Tuesday, May 13, 2014

Spicy meat soup

I really like soups, especially when it is getting a bit colder and darker outside around this time of the year. I however sometimes just feel like vegetable soup of some kind (i.e. pumpkin) whilst my other half wants some more protein in them. So I found this recipe on Under vart tak and decided to give it a try. I think we were both very happy with the result. I added some cauliflower to the recipe for some extra veggies.

Ingredients
serves 4
500 g mince meat
125 g bacon
1 onion
2 carrots
1/4 head of cauliflower
690 g tomato passata (or crushed tomatoes)
400 ml coconut milk
100 ml stock
2-3 garlic cloves
½ red chili
3 tsp paprika powder
1 tsp cumin powder
1 tsp salt (or herbal salt)
pinch of black pepper
pinch of cayenne pepper (or as much as you think you can handle)
handful of fresh parsley
handful of fresh basil
butter, olive or coconut oil to fry in

Peel and finely chop the onion.
Grate the carrot and the cauliflower with the big grater.
Fry the onion and other veggies in a big pot with your choice of grease.
Chop the bacon to small pieces and add these to the pot.
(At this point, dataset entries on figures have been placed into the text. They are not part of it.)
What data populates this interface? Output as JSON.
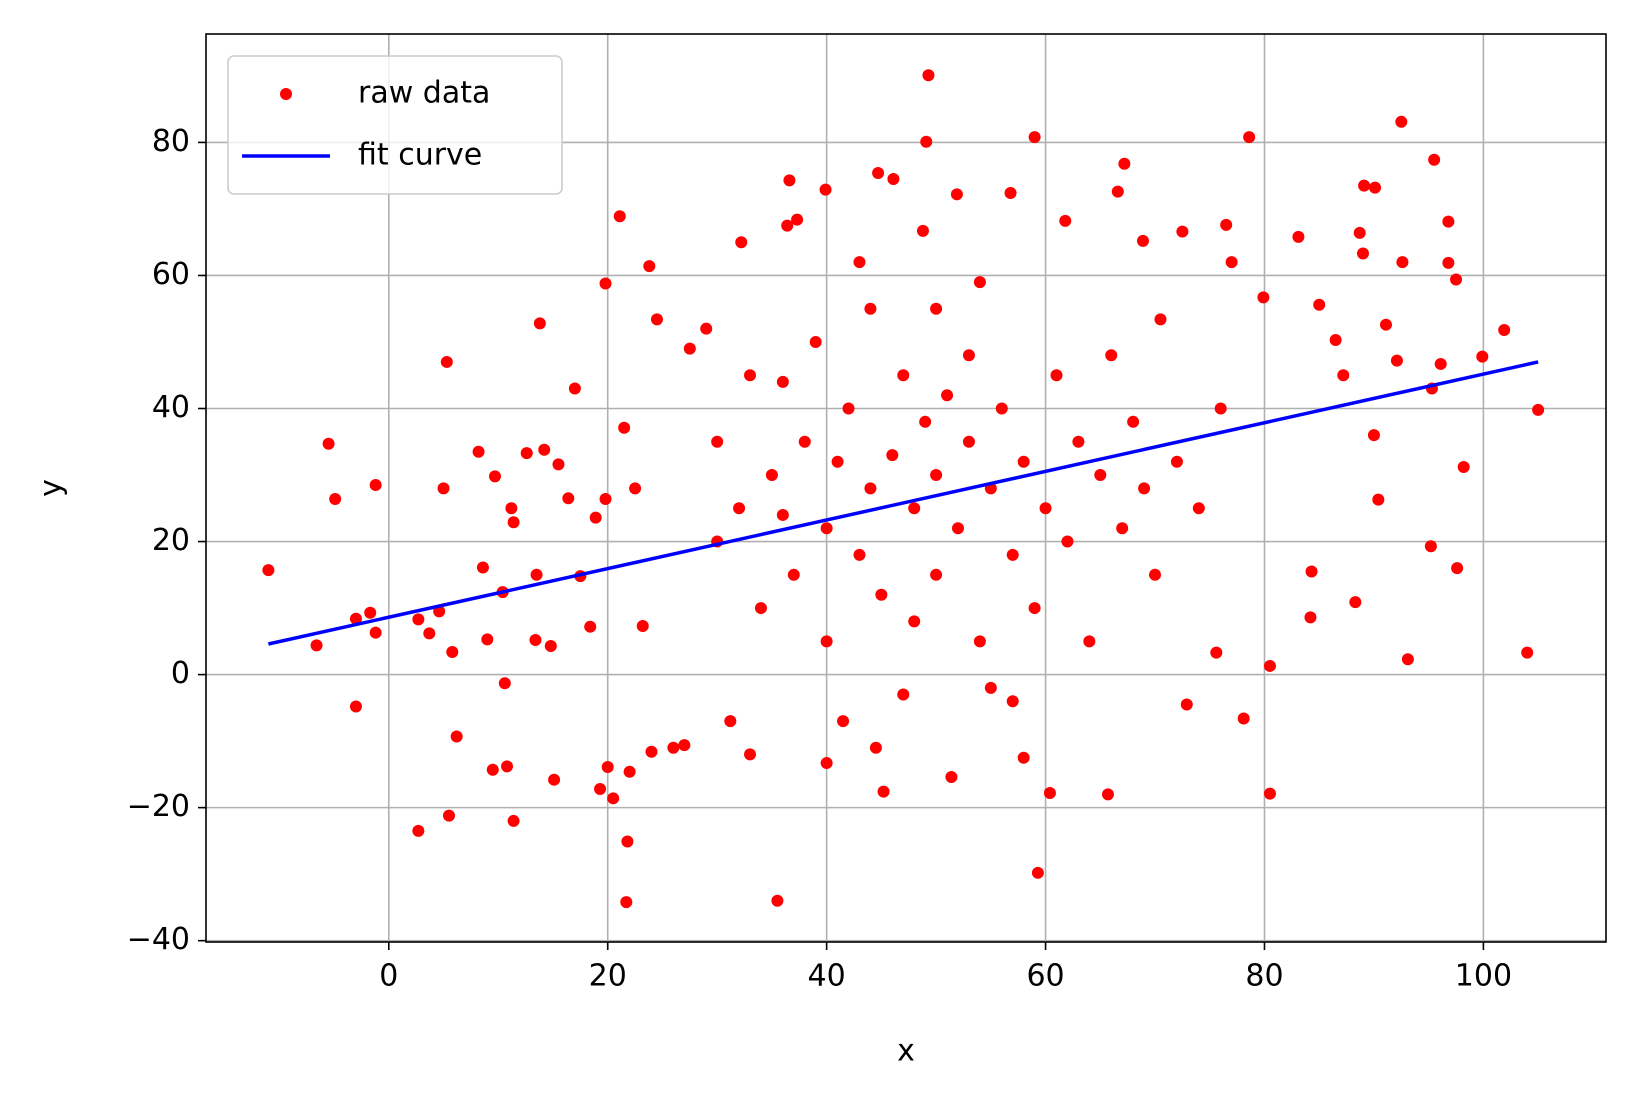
{
  "chart_data": {
    "type": "scatter",
    "x_label": "x",
    "y_label": "y",
    "xlim": [
      -16.7,
      111.2
    ],
    "ylim": [
      -40.2,
      96.3
    ],
    "xticks": [
      0,
      20,
      40,
      60,
      80,
      100
    ],
    "yticks": [
      {
        "value": -40,
        "label": "−40"
      },
      {
        "value": -20,
        "label": "−20"
      },
      0,
      20,
      40,
      60,
      80
    ],
    "grid": true,
    "legend": "upper left",
    "series": [
      {
        "name": "raw data",
        "color": "#ff0000",
        "style": "marker",
        "x": [
          -11,
          -6.6,
          -5.5,
          -4.9,
          -3,
          -3,
          -1.7,
          -1.2,
          -1.2,
          2.7,
          2.7,
          3.7,
          4.6,
          5,
          5.3,
          5.5,
          5.8,
          6.2,
          8.2,
          8.6,
          9,
          9.5,
          9.7,
          10.4,
          10.6,
          10.8,
          11.2,
          11.4,
          11.4,
          12.6,
          13.5,
          13.8,
          13.4,
          14.2,
          14.8,
          15.1,
          15.5,
          16.4,
          17,
          17.5,
          18.4,
          18.9,
          19.3,
          19.8,
          19.8,
          20,
          20.5,
          21.1,
          21.5,
          21.7,
          21.8,
          22,
          22.5,
          23.2,
          23.8,
          24,
          24.5,
          26,
          27,
          27.5,
          29,
          30,
          31.2,
          32.2,
          33,
          35.5,
          36,
          36.4,
          36.6,
          37.3,
          39.9,
          40,
          41.5,
          43,
          44.5,
          44.7,
          45.2,
          46.1,
          48.8,
          49.1,
          49.3,
          50,
          51.4,
          51.9,
          54,
          56.8,
          57,
          58,
          59,
          59.3,
          60.4,
          61.8,
          65.7,
          66.6,
          67.2,
          68.9,
          70.5,
          72.5,
          72.9,
          75.6,
          76.5,
          77,
          78.1,
          78.6,
          79.9,
          80.5,
          80.5,
          83.1,
          84.2,
          84.3,
          85,
          86.5,
          87.2,
          88.3,
          88.7,
          89.1,
          89,
          90.1,
          90.4,
          91.1,
          92.1,
          92.5,
          92.6,
          93.1,
          95.2,
          95.5,
          96.1,
          96.8,
          96.8,
          97.5,
          97.6,
          98.2,
          99.9,
          101.9,
          104,
          105,
          95.3,
          90,
          30,
          32,
          34,
          35,
          37,
          38,
          40,
          40,
          42,
          43,
          44,
          45,
          46,
          47,
          48,
          48,
          49,
          50,
          50,
          51,
          52,
          53,
          54,
          55,
          56,
          57,
          58,
          59,
          60,
          61,
          62,
          63,
          64,
          65,
          66,
          67,
          68,
          69,
          70,
          72,
          74,
          76,
          33,
          39,
          44,
          53,
          47,
          55,
          41,
          36
        ],
        "values": [
          15.7,
          4.4,
          34.7,
          26.4,
          8.4,
          -4.8,
          9.3,
          28.5,
          6.3,
          -23.5,
          8.3,
          6.2,
          9.5,
          28,
          47,
          -21.2,
          3.4,
          -9.3,
          33.5,
          16.1,
          5.3,
          -14.3,
          29.8,
          12.4,
          -1.3,
          -13.8,
          25,
          -22,
          22.9,
          33.3,
          15,
          52.8,
          5.2,
          33.8,
          4.3,
          -15.8,
          31.6,
          26.5,
          43,
          14.8,
          7.2,
          23.6,
          -17.2,
          26.4,
          58.8,
          -13.9,
          -18.6,
          68.9,
          37.1,
          -34.2,
          -25.1,
          -14.6,
          28,
          7.3,
          61.4,
          -11.6,
          53.4,
          -11,
          -10.6,
          49,
          52,
          35,
          -7,
          65,
          -12,
          -34,
          44,
          67.5,
          74.3,
          68.4,
          72.9,
          -13.3,
          -7,
          62,
          -11,
          75.4,
          -17.6,
          74.5,
          66.7,
          80.1,
          90.1,
          55,
          -15.4,
          72.2,
          59,
          72.4,
          -4,
          -12.5,
          80.8,
          -29.8,
          -17.8,
          68.2,
          -18,
          72.6,
          76.8,
          65.2,
          53.4,
          66.6,
          -4.5,
          3.3,
          67.6,
          62,
          -6.6,
          80.8,
          56.7,
          -17.9,
          1.3,
          65.8,
          8.6,
          15.5,
          55.6,
          50.3,
          45,
          10.9,
          66.4,
          73.5,
          63.3,
          73.2,
          26.3,
          52.6,
          47.2,
          83.1,
          62,
          2.3,
          19.3,
          77.4,
          46.7,
          68.1,
          61.9,
          59.4,
          16,
          31.2,
          47.8,
          51.8,
          3.3,
          39.8,
          43,
          36,
          20,
          25,
          10,
          30,
          15,
          35,
          22,
          5,
          40,
          18,
          28,
          12,
          33,
          45,
          25,
          8,
          38,
          30,
          15,
          42,
          22,
          35,
          5,
          28,
          40,
          18,
          32,
          10,
          25,
          45,
          20,
          35,
          5,
          30,
          48,
          22,
          38,
          28,
          15,
          32,
          25,
          40,
          45,
          50,
          55,
          48,
          -3,
          -2,
          32,
          24
        ]
      },
      {
        "name": "fit curve",
        "color": "#0000ff",
        "style": "line",
        "x": [
          -11,
          105
        ],
        "values": [
          4.6,
          47
        ]
      }
    ]
  }
}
Fry them for a few minutes.
Add the mince meat and let it all fry together until the mince meat is cooked through.
Finely chop the chili and crush the garlic and add this to the pot.
Add the tomato passata and the coconut milk.
Add the spices and mix around. Finally add the fresh herbs and let it all simmer for a few minutes until all the flavours are mixed through and the soup is hot.